Ask anyone who farms the Palouse and they'll tell you the same thing: this is not flat country. The hills roll steep and long, the draws are tight, and a wet spring can keep a ground rig parked when the crop needs spraying most. That's the country aerial application was built for.

The trouble with a ground rig on steep ground

A ground rig does fine work on gentle fields. On the Palouse it runs into three problems fast:

  • Wheel tracks. Every pass rolls down standing crop and packs the soil. On a big field that adds up to real yield left on the ground.
  • Soft ground. When the field is wet, a heavy rig either can't get in or leaves ruts you'll feel at harvest.
  • Slope. The steepest hillsides are slow going, and some are flat-out unsafe to drive with a full tank.

An airplane treats the whole field at the same growth stage, in a fraction of the time, and never touches the dirt.

Where an airplane pulls ahead

Speed is the obvious one.
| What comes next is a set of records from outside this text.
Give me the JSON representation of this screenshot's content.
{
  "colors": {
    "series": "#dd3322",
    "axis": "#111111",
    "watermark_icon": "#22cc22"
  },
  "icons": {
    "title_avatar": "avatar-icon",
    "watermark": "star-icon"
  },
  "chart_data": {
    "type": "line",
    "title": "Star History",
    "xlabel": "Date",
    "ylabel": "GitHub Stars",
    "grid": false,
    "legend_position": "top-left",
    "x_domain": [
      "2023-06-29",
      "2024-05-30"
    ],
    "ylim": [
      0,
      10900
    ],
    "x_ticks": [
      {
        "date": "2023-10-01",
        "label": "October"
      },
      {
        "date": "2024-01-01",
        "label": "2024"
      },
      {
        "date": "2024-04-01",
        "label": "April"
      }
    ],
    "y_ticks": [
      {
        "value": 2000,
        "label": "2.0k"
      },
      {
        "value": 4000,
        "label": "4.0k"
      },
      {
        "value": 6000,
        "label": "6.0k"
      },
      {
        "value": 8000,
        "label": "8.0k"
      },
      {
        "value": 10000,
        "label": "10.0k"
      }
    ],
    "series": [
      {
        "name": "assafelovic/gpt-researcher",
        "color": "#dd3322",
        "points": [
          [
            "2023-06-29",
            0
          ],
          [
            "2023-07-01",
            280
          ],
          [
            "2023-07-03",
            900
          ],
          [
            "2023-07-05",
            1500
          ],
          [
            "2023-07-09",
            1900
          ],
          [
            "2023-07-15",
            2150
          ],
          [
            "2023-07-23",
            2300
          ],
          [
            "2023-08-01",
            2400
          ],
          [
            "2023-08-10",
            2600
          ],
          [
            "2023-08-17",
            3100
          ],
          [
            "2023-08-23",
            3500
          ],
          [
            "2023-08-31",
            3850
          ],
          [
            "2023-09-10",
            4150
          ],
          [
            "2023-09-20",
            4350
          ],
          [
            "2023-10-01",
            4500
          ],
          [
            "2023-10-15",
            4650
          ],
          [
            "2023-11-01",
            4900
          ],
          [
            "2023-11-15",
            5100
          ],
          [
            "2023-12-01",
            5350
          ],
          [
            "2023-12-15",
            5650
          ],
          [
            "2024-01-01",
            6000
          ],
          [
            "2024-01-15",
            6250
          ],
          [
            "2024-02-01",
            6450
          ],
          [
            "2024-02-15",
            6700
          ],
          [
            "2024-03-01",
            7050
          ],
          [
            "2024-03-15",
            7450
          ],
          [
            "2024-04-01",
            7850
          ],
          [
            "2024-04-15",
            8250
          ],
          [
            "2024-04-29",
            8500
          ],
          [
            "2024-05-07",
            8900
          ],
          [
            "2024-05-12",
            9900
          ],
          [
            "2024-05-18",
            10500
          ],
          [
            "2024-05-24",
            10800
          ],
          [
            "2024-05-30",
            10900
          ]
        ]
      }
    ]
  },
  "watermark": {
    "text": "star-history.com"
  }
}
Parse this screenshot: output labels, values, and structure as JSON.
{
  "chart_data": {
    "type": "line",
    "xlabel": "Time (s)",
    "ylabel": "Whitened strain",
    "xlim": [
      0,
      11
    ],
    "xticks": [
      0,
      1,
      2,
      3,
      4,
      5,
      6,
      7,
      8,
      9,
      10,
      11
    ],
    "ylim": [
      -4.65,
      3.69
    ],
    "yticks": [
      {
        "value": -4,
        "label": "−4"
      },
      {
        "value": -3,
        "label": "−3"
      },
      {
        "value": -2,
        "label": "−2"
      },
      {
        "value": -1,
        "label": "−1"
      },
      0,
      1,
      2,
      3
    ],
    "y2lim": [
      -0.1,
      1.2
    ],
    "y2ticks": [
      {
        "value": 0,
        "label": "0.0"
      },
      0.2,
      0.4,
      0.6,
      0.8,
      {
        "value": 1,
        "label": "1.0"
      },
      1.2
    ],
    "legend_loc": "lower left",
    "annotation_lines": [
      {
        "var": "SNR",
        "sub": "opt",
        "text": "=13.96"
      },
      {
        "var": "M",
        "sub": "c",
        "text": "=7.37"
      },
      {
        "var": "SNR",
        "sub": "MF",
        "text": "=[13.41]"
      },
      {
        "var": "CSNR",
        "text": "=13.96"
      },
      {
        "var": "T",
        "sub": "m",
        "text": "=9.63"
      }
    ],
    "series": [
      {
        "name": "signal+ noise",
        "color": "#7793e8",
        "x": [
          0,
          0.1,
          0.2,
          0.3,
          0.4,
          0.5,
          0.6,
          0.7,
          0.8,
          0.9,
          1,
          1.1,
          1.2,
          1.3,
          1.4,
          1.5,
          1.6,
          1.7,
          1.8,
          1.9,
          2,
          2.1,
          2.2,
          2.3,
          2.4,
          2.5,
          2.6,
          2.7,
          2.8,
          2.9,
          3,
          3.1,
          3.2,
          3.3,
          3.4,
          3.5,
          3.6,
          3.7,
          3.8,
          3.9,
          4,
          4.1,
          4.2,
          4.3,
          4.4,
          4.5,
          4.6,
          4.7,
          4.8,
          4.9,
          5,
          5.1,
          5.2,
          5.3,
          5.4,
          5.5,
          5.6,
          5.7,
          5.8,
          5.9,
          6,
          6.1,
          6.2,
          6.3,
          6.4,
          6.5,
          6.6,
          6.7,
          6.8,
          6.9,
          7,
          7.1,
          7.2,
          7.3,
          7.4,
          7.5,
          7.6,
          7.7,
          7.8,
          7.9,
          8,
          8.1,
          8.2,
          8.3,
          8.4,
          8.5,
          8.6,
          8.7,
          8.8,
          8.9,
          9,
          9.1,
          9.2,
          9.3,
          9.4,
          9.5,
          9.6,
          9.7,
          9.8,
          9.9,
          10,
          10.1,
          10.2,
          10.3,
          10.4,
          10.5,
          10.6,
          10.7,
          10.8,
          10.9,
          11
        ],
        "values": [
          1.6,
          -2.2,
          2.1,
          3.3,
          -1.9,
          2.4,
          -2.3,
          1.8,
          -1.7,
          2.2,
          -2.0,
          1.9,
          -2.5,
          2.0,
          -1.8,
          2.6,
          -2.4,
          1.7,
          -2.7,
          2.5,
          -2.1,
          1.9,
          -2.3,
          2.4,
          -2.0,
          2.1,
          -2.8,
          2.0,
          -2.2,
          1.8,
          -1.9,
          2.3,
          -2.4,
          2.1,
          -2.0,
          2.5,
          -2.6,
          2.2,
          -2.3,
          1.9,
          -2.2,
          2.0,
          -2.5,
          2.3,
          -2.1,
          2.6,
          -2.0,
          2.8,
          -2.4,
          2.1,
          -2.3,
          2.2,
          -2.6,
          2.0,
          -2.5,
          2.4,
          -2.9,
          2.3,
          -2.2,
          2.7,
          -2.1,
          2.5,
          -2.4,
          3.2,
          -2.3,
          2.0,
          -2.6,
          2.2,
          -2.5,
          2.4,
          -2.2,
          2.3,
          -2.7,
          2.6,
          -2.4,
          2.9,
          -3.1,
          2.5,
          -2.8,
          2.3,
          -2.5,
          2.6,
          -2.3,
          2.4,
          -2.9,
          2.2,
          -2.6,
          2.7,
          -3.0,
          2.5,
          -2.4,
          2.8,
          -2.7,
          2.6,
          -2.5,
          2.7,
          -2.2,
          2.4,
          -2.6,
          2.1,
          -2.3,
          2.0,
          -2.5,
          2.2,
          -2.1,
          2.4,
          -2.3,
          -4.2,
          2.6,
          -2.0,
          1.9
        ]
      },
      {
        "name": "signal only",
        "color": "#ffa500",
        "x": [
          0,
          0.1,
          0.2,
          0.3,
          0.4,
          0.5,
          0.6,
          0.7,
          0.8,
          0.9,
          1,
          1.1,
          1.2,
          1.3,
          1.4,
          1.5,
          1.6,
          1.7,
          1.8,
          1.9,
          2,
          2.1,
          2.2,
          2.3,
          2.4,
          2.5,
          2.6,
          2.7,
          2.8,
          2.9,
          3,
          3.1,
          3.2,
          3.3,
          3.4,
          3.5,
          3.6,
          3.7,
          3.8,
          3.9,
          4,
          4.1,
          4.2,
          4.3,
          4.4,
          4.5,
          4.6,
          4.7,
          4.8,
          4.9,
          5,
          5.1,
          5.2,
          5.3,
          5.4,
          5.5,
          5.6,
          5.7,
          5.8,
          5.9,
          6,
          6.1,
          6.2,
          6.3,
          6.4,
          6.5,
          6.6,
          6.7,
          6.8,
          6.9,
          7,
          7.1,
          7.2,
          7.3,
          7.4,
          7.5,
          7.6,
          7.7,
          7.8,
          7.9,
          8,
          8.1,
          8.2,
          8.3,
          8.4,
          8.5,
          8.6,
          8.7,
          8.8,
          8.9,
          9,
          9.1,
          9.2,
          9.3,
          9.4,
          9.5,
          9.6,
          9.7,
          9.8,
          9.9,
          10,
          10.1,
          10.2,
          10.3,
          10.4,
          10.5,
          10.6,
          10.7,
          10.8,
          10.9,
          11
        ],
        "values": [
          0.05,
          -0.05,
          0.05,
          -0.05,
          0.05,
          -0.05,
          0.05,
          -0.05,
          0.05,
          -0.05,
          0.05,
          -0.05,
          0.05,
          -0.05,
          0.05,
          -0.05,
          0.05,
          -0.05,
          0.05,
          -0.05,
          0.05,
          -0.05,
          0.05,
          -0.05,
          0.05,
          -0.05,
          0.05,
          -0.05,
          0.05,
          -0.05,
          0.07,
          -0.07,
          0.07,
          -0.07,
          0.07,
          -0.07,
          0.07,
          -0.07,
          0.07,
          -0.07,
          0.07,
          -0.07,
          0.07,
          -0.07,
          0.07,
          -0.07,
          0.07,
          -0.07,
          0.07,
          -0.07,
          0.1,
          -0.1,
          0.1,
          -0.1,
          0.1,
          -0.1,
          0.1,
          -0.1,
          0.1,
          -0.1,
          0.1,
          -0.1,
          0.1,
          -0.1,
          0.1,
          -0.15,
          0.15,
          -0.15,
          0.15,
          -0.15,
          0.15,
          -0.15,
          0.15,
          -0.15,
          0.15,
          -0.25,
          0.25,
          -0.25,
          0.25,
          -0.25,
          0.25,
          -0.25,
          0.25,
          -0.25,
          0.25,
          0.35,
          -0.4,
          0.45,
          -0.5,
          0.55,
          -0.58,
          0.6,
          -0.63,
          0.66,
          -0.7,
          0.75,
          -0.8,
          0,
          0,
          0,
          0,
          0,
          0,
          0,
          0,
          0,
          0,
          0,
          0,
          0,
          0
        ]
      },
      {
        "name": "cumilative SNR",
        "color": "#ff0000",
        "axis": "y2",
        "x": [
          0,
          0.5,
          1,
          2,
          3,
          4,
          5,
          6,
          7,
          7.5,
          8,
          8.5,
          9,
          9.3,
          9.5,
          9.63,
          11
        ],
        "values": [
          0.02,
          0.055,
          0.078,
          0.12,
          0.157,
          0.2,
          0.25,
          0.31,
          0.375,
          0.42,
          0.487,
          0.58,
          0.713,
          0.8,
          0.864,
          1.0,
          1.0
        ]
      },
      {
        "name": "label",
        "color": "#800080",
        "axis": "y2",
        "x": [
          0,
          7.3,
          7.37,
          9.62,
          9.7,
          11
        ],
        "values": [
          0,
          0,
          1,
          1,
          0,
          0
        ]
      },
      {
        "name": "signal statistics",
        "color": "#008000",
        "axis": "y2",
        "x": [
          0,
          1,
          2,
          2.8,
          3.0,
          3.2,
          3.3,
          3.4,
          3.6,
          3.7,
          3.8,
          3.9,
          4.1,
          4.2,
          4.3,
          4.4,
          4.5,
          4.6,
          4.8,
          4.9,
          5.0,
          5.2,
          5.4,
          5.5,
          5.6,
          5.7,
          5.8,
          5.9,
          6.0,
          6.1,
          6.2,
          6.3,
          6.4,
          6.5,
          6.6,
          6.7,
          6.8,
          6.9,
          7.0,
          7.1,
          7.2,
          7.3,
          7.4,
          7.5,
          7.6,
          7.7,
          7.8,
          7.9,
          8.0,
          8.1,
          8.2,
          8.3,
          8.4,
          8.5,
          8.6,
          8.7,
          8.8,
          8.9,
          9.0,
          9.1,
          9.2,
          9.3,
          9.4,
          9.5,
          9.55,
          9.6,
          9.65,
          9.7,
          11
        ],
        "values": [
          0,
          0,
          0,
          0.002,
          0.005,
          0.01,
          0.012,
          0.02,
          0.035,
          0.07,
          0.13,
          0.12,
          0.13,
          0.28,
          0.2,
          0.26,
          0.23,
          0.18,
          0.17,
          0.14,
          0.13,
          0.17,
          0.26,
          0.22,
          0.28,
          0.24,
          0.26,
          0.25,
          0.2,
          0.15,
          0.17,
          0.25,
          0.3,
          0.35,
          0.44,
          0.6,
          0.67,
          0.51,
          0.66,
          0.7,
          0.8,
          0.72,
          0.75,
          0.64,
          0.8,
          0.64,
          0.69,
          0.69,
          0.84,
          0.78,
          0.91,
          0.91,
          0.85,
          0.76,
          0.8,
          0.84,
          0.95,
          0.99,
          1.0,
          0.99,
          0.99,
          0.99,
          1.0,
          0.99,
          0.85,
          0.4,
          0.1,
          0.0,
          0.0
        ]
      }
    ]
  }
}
When stripe rust is moving or a spray window is only going to stay open a morning, an airplane covers hundreds of acres while a ground rig is still filling up. But the quieter advantage is timing: we can fly the day the crop needs it, wet ground or not, and hit every acre at the same stage.

There's also the crop you keep. No wheel tracks means no rolled-down wheat and no compacted strips. On a good stand, that saved yield can cover a fair share of the application cost by itself.

When a ground rig still makes sense

We'll tell you straight: a ground rig has its place. Very small fields, jobs that need soil incorporation, and situations where an inversion or a sensitive neighbor makes an aerial pass the wrong call. The right tool depends on the field and the day, and we're happy to talk it through.

The short version

On steep, rolling Palouse ground, in a tight window, an airplane usually wins on timing, coverage and crop saved. That's most of what we fly, most of the year.